Artists will forever be defined by the work of artists that have come before. Some artists rebel against this notion, spending their entire careers trying to erase the imprints of the past while creating innovative work that looks only to the future.

And others, including B.C. artist Jay Hanscom, understand the futility of breaking away and intentionally integrate elements of their influences in their work instead, building upon, and moving on from, everything that has come before.

"I think it's pretty hard to separate yourself from art that's been done in the past," Hanscom says, "I put direct imagery into the work that represent certain artists that I admire."

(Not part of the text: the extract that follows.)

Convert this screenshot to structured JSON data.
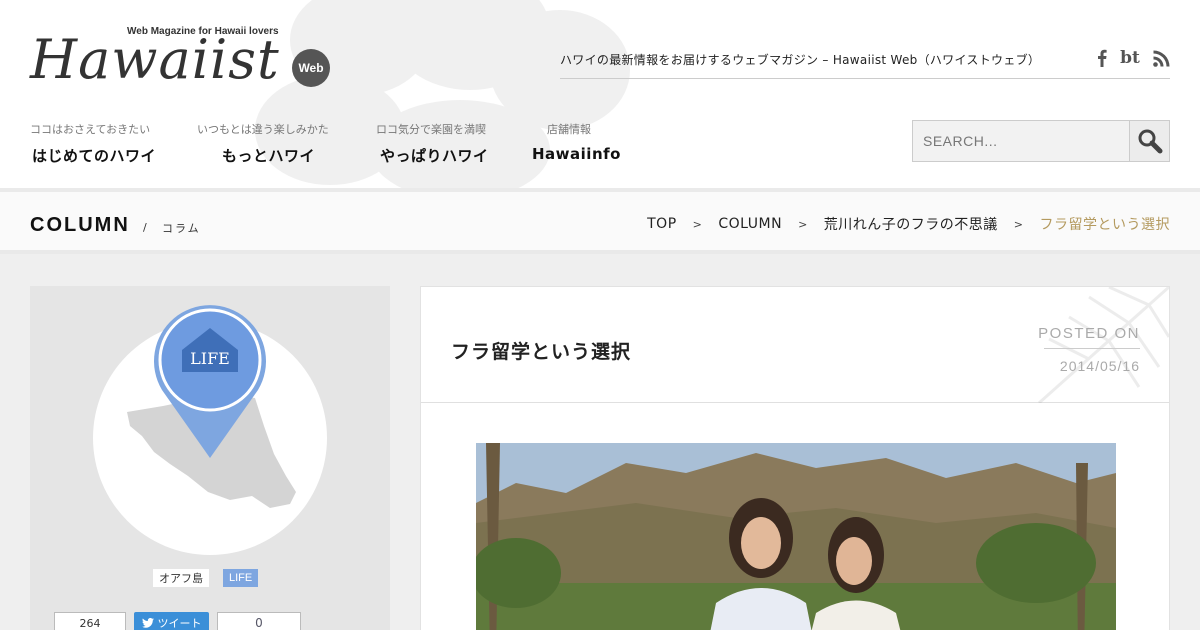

His newest collection, Rumble & Loot, on display at Millennium Place, is in part homage to Neo-expressionists like Jean-Michel Basquiat and Phillip Guston. But while the influences are clear, it is hardly derivative. Each piece, painted on wood box frames, uses crude brush strokes along with finely rendered, detailed drawings to juxtapose realism and the abstract.

The point, he says, is to bridge his ideas of "good art" that he held in his youth with the more experimental work he produces as an adult.

"Obviously realism is the key when you're younger. I'm just trying to get away from that, trying to be a little more quick and responsive with the work."

Born in Burnaby and raised in Coquitlam, Hanscom enrolled in the fine arts program at Langara College before finishing his degree at Emily Carr. Since moving to Vancouver Island a decade ago, he's had solo exhibits in galleries throughout Victoria and the Lower Mainland.

He takes his inspiration from the old West, space adventure films and, most notably, music lyrics, taking lines from songs and creating an image around it. His piece "Diamonds in Shit" is a line taken from a Queens of the Stone Age song and shows a crudely rendered pile of excrement dotted with beautifully detailed diamonds.

Another piece, "25th Century," depicts an anvil, drawn in stark realist manner, being hoisted with a rope over an abstract, rather bleak backdrop featuring what appears to be another anvil and what may or may not be a disintegrating urban landscape.

There is a recurrent theme of destruction and despair in Hanscom's art, and while he says he draws the stark political and economic climate along with his own psyche, he's conveying no particular message. Each piece is strictly an exercise in the visual arts. It's aesthetic reasoning over anything else.

"I just like the contradiction between the two (abstract and realism)," he says. "For me, there's always an underlying theme or concept but, yeah, it's visual."

Rumble & Loot is on display now at the Scotia Creek Gallery in Millennium Place now until Nov. 4.